Comme je le crois répondre parfaitement à la problématique (mince, voila que je parle comme à l'IUFM!) abordée, je me permets de le recopier et de le compléter un peu:
SOUS LE STATUT, LE SOCLE
Ces derniers temps, il souffle un vent mauvais sur les terres arides de l’enseignement. Après l’édification du socle des «compétences» qui instaure l’émiettement des savoirs et prépare l’atomisation des disciplines (analyse
ici), voici que l’on songe, à droite et à gauche, à édifier sur cette stèle marquant la tombe de la volonté humaniste de l’enseignement quelque nouveaux statuts qui, soyons en sur, n’auront d’autre but de d’assurer «la réussite de tous et de chacun» dans le cadre d’une institution faite «pour chacun et pour tous»...
Ainsi, qu’il serait doux pour quelques beaux esprits de pouvoir enfin forcer les professeurs à ne plus être des intellectuels (donc suspects) de leur discipline mais des «animateurs de groupe classe», «référents adultes», «facilitateurs de croissance» et autres billevesées plus ou moins horticoles.
Pour parvenir à ce but louable, les esprits qui se meuvent dans l’empyrée ont un moyen: remettre en cause (traduction: mettre à bas) l’actuel statut des professeurs.
Quel est-il*?
Les professeurs sont tenus d’assurer 18 heures de cours dans leur établissement s’ils sont certifiés, 15 s’ils sont agrégés. Le reste du temps... d’aucuns voudraient faire croire qu’ils ne font rien. Levons un tabou: cela existe. il y a des profs «a minima» qui, sortis de leur salle de classe, ne font plus rien... jusqu’au prochain cours qu’ils vont «improviser»... ou «animer»... Précisons toutefois qu’il ne sont qu’une minorité. Si j’en juge par mon expérience dans les salles des profs, ils en représentent moins de 1%. Mais ils existent. Chaque métier comporte ses tire au flanc.
Voyons maintenant la réalité de la majorité des profs: les «simples» certifiés. Je viens de recevoir mon emploi du temps. 18 h + 1h sup. soit 19h. Nos belles âmes en déduisent que je passe 19h dans l’établissement. Ben voyons. C’est oublier ce que l’on appelle «l’emploi du temps»: la majorité des profs n’habitent pas à deux pas de leur établissement, et les emplois du temps ne sont pas constitués d’heures toutes consécutives. Ils restent donc, déjà, longtemps dans leur établissement où, n'en doutez pas, ils sont à la disponibilité de l'administration et des élèves.

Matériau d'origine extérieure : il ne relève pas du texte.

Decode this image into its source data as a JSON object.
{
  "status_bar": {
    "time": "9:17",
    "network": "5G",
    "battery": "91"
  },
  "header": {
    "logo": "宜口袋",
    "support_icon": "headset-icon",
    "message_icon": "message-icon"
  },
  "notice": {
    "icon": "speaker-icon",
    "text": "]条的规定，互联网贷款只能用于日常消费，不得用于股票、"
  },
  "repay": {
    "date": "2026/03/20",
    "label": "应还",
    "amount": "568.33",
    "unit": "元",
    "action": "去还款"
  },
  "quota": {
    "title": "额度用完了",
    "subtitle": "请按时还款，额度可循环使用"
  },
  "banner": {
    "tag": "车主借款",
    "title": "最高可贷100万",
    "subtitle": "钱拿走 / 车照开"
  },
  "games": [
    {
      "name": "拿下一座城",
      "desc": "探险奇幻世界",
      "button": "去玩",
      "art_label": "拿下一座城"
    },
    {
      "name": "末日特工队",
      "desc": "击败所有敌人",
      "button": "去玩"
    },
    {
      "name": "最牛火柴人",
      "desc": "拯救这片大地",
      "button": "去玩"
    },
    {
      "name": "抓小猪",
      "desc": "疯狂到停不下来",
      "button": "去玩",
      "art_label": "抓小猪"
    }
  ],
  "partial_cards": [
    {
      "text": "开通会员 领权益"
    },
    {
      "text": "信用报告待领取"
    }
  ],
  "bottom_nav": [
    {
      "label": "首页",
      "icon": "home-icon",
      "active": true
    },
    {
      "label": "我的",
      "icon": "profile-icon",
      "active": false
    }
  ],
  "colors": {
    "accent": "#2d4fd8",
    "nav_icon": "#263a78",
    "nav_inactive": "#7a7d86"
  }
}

Ainsi, en tenant compte de ce «détail», je suis dans mon collège de 8h 30 à 17h, 3 jours par semaine, et 4 h le mercredi matin. Cela nous fait 30 h de présence «in situ». Rajoutons ce fameux «travail personnel» à la maison, où j’utilise une pièce (que je paye), un équipement informatique personnel et performant (que je me suis choisi et qui correspond à mes choix et mes besoins) ainsi que la connexion web, l’imprimante... le tout «gratos pro Deo» pour l’État.
Imaginons que dans le but louable d’être, comme les scouts,«toujours prêt», nous devions rajouter 5 h de présence «administrative». Avec fourniture de bureaux, matériel... mais ou est le problème, outre le cout ? (Passons sur de menus détails comme l'architecture des bâtiments existants et leur totale inadaptation à une "bureau-cratisation" des profs, après tout, Algeco fait des merveilles!)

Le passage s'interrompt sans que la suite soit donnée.